[Chicago-talk] Perl 101 question
Andrew Rodland
arodland at comcast.net
Tue Feb 13 16:10:59 PST 2007
On Tuesday 13 February 2007 3:44 pm, Andy_Bach at wiwb.uscourts.gov wrote:
> Reviewing a beginner perl course and it says:
> [subscripting into a list]
>
> So ... I thought that was wrong but:
> print ('how', 'price', 'hat') [0];
>
> doesn't work. This does:
> my $word = ('how', 'price', 'hat')[0];
> print "$word\n";
>
> as does:
> print "", ('how', 'price', 'hat')[0], "\n";
>
> So are the parens just to 'bind' the index to the bare list?

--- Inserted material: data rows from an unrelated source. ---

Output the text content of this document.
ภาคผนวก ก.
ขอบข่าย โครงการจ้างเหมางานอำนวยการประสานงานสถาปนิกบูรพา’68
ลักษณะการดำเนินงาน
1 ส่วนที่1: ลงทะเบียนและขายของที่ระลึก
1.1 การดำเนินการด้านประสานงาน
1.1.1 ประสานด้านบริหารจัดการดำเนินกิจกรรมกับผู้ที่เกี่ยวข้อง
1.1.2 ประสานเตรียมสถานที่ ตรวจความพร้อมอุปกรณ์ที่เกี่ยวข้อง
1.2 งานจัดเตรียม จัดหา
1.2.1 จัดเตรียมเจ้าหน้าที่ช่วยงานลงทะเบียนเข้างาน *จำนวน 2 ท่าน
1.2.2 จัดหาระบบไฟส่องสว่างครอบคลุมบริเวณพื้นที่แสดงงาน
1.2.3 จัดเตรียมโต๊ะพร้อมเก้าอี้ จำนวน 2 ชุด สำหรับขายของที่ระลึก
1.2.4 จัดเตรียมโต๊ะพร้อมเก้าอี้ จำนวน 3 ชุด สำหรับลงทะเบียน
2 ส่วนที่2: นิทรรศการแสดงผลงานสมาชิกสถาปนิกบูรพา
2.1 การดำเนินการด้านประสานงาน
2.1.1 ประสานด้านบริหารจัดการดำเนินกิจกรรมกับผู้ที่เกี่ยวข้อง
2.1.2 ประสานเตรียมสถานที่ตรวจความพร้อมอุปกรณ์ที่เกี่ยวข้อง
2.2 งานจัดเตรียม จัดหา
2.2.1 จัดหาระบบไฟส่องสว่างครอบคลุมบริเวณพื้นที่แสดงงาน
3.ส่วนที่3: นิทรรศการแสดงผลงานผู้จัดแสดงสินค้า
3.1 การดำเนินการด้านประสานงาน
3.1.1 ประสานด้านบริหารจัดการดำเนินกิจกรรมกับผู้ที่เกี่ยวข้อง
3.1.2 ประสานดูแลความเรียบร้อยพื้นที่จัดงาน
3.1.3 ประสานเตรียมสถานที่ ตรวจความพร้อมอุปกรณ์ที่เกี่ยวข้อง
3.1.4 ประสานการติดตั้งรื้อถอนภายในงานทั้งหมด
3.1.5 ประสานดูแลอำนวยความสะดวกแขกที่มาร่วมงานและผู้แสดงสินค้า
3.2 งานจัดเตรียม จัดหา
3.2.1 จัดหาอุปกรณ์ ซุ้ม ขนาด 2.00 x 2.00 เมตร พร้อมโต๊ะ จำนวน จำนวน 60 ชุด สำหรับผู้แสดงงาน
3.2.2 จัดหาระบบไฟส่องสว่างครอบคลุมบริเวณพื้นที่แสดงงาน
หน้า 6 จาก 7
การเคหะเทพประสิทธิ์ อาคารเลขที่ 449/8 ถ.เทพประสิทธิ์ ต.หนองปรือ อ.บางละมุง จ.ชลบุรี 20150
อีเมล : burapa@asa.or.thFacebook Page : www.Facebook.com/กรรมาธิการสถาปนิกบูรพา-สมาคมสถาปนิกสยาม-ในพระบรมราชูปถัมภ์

no, they're there to make the program make sense. While anyone who's used to
Perl is used to calling print without parentheses, it can (like any other
listop) be called in a form with parentheses as well (Ref: perlop,
section "Terms and List Operators (Leftward)"). If the first thing
after 'print' is a left-paren, then the arguments to 'print' only continue to
the matching right-paren, just like a function call. So if you have:
print (list)[0], "\n";
you have a call to print, with the argument (list), and then you have a [0],
which makes no sense in what is now a TERM context, so perl throws a syntax
error at you. The other forms you gave clarify the issue by making sure that
the first thing after "print" isn't "(", so that it parses in the usual
listop way. Other solutions you might see include:
print ( (list)[0], "\n" );
or
print +(list)[0], "\n";
Unary plus is basically a do-nothing operator that, again, makes it clear to
the parser that print is followed by a term and not a left-paren.
Hope this helps, and as they say, hope it's FMTYEWTK!